One of the first decisions you need to make when installing SQL Server is to select a collation for the instance. Most of the time we simply choose the default and breeze on by. But do you really know all the effects that choice has on your database and the applications that run against it?
What is the default?
By default, SQL Server chooses the collation that corresponds to the Windows system locale on your database server. You can see your current locale in the Regional and Language Options section of Control Panel. The default for U.S. servers is SQL_Latin1_General.
What does it affect?
The collation you choose will have 3 effects on your system.
- the code page – This is the mapping between the hex values that get stored in the database and the character they represent. It’s what makes 0x43 the letter C for the Latin alphabet.
- case sensitivity – Your collation determines whether C = c. This obviously has an impact on your applications and the data they’ll bring back during searches and joins. But an important thing to keep in mind is that it also impacts whether SELECT * FROM MyTab is the same as SELECT * FROM mytab. If you choose a case sensitive collation setting on installation, MyTab != mytab.

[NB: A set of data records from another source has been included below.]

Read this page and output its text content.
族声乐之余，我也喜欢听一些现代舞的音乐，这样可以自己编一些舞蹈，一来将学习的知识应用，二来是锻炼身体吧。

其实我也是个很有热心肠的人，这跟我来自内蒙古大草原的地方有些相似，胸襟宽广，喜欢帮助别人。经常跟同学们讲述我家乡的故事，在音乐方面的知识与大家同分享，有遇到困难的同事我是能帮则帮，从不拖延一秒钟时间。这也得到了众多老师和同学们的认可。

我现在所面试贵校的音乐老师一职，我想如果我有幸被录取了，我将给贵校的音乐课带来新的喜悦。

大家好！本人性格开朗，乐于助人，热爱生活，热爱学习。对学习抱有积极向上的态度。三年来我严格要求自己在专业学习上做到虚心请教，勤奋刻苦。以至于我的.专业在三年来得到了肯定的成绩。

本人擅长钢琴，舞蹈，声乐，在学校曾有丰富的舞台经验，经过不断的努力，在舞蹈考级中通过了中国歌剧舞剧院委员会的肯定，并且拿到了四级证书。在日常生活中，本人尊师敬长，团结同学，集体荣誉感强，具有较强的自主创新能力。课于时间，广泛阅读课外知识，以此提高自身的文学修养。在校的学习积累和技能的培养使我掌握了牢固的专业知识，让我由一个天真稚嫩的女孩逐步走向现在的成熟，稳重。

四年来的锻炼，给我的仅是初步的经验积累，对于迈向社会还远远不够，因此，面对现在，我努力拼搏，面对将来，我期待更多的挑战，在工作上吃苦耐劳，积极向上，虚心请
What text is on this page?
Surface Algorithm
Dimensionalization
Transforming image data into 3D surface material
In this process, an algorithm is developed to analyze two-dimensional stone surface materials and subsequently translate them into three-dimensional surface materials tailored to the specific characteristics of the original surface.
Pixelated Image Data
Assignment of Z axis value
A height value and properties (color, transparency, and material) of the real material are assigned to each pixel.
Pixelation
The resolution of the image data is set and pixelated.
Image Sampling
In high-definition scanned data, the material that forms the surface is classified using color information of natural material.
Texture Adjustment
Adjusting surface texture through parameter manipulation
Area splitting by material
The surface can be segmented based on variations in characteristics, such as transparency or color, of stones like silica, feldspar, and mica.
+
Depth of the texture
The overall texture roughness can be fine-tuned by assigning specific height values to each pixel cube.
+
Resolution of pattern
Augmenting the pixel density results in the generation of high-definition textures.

- sort order – The collation you select will also affect the sort order of query results. In a case sensitive dictionary sort (the kind used by Latin1_General_CS_AS), “cat” will come before “Cat”. However, in a binary sort order (Latin1_General_BIN), “Cat” comes before “cat”. In fact, “Toad” will come before “cat”, because the order is based on the bit value of the character.
Where is it set?
The collation of the server is selected at install time. This becomes the collation for all the system databases and any user databases that are created without specifying a collation. However, an individual user database can have a different collation from the SQL Server instance. And a column inside a table can have a different collation than the database or the instance. The database and column collation can be changed relatively easily. The only “easy” way to change the server collation is to rebuild the instance, so it’s worth taking a moment to think about your collation before installation.
What about Unicode?
SQL Server collations do not affect Unicode datatypes, nchar, nvarchar, etc. SQL Server collations are the ones that start with “SQL_”. These are provided to offer backward compatibility.
Cannot resolve collation conflict … for equal to operation
This, in my mind, is the biggest headache associated with collations. If you try to join 2 columns of incompatible collations, a case sensitive with a case insensitive for example, you’ll get a variation on the above error. SQL Server doesn’t know which collation’s rules to follow. To get around this, you’ll need to include the COLLATE clause in your query, like this:
USE AdventureWorks; GO SELECT * FROM MyTabCI ci INNER JOIN MyTabCS cs ON ci.ColA COLLATE Latin1_General_CS_AS = cs.ColA
This will tell SQL Server which collation to use for the join.
That’s about it. The important thing to remember with collations is that a little thought up front can save you a lot of hassle down the road.